Proof exists that more than 3,000 prisoners died in the French camps from lack of medical care or starvation. During the nights of July 16 and July 17, 1942, an incident occurred, which is now called “La Rafle du Vel d’Hiv” (The Great Raid of the Vel d’Hiv) - the Velodrome d’Hiver was a stadium in Paris designed for bike races. (The French destroyed the stadium after the war). This police operation had been organized after several discussions between the government of Petain and the Nazi occupation administration. The code name of this operation was “Vent printanier” (Spring Wind) and all the arrests were made by the French police under the control of French police officials. Originally, only the Jews who were older than age 16 had to be arrested. It was under the proposal of Prime Minister Laval that all the children were arrested.

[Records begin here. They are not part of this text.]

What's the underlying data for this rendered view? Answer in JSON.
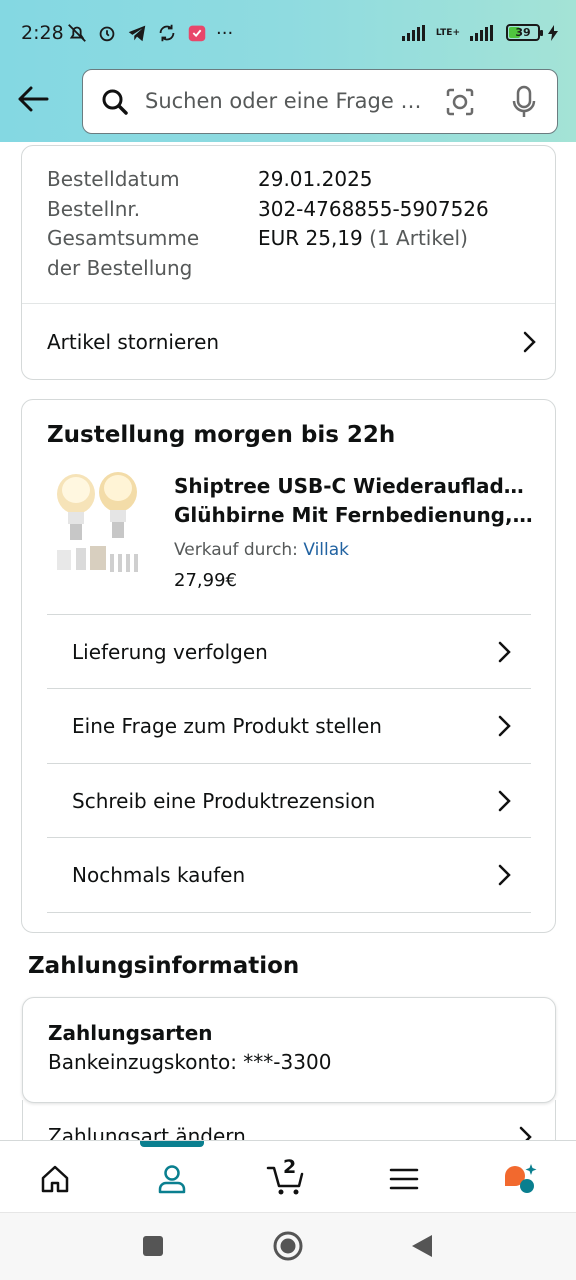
{
  "status_bar": {
    "time": "2:28",
    "more": "···",
    "battery": "39",
    "network": "LTE+"
  },
  "search": {
    "placeholder": "Suchen oder eine Frage stellen"
  },
  "order": {
    "date_label": "Bestelldatum",
    "date_value": "29.01.2025",
    "number_label": "Bestellnr.",
    "number_value": "302-4768855-5907526",
    "total_label_line1": "Gesamtsumme",
    "total_label_line2": "der Bestellung",
    "total_value": "EUR 25,19",
    "total_items": "(1 Artikel)",
    "cancel_label": "Artikel stornieren"
  },
  "delivery": {
    "heading": "Zustellung morgen bis 22h",
    "product_title_line1": "Shiptree USB-C Wiederaufladbare",
    "product_title_line2": "Glühbirne Mit Fernbedienung, E...",
    "sold_by_label": "Verkauf durch:",
    "seller": "Villak",
    "price": "27,99€",
    "actions": [
      {
        "label": "Lieferung verfolgen"
      },
      {
        "label": "Eine Frage zum Produkt stellen"
      },
      {
        "label": "Schreib eine Produktrezension"
      },
      {
        "label": "Nochmals kaufen"
      }
    ]
  },
  "payment": {
    "section_title": "Zahlungsinformation",
    "methods_title": "Zahlungsarten",
    "account": "Bankeinzugskonto: ***-3300",
    "change_label": "Zahlungsart ändern"
  },
  "bottom_nav": {
    "cart_count": "2",
    "items": [
      "home-icon",
      "account-icon",
      "cart-icon",
      "menu-icon",
      "rufus-icon"
    ],
    "accent": "#0a7f8f"
  }
}
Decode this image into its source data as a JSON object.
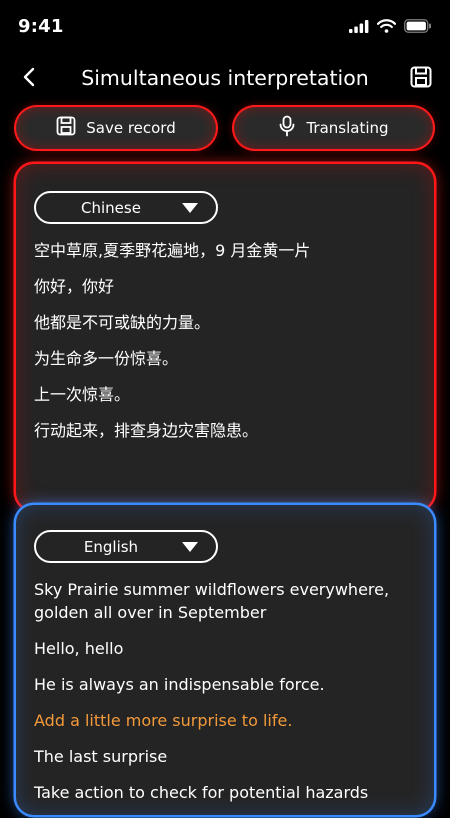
{
  "status_bar": {
    "time": "9:41",
    "icons": [
      "signal-icon",
      "wifi-icon",
      "battery-icon"
    ]
  },
  "nav": {
    "title": "Simultaneous interpretation",
    "icons": {
      "back": "chevron-left-icon",
      "save": "save-icon"
    }
  },
  "actions": {
    "save_label": "Save record",
    "translate_label": "Translating",
    "icons": {
      "save": "floppy-disk-icon",
      "translate": "microphone-icon"
    },
    "accent_color": "#ff1a1a"
  },
  "source_panel": {
    "language": "Chinese",
    "accent_color": "#ff1717",
    "lines": [
      "空中草原,夏季野花遍地，9 月金黄一片",
      "你好，你好",
      "他都是不可或缺的力量。",
      "为生命多一份惊喜。",
      "上一次惊喜。",
      "行动起来，排查身边灾害隐患。"
    ]
  },
  "target_panel": {
    "language": "English",
    "accent_color": "#3a8bff",
    "highlight_color": "#f39a3b",
    "lines": [
      "Sky Prairie summer wildflowers everywhere, golden all over in September",
      "Hello, hello",
      "He is always an indispensable force.",
      "Add a little more surprise to life.",
      "The last surprise",
      "Take action to check for potential hazards"
    ],
    "highlighted_line_index": 3
  }
}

More than 12,800 (3,031 men, 5,802 women and 4,051 children aged between 2 and 12) were transferred to the Velodrome d’Hiver. The children were kept there for 5 miserable days without any food or medical care and then they were transferred to Drancy, Beaune-la-Rolande or Pithiviers. The children were separated from their parents by the French police immediately after their arrival in Drancy. The parents were transported to Auschwitz and gassed. The children stayed in Drancy, sometimes for weeks, without any proper care or adequate food. Several babies and very young children died in Drancy due to the lack of care and the brutality of the French guards. Finally, they were all transported to Auschwitz and gassed upon their arrival. More than 6,000 Jewish children from all the regions of France were arrested and transported to their deaths between July 17 and September 30, 1942.

There were several other camps like Drancy in France: Noe, Gurs, Recebedou ...

During more than 40 years, the French Government refused to admit the responsibility of the regime of Petain and the French police in the deportation of the French Jews. However, on July 16, 1995, president Jacques Chirac, in a speech, recognized the responsibility of the French State, and in particular of the French police which organized the July 1942 “La Rafle du Vel d’Hiv”, for seconding the “criminal folly of the occupying country”.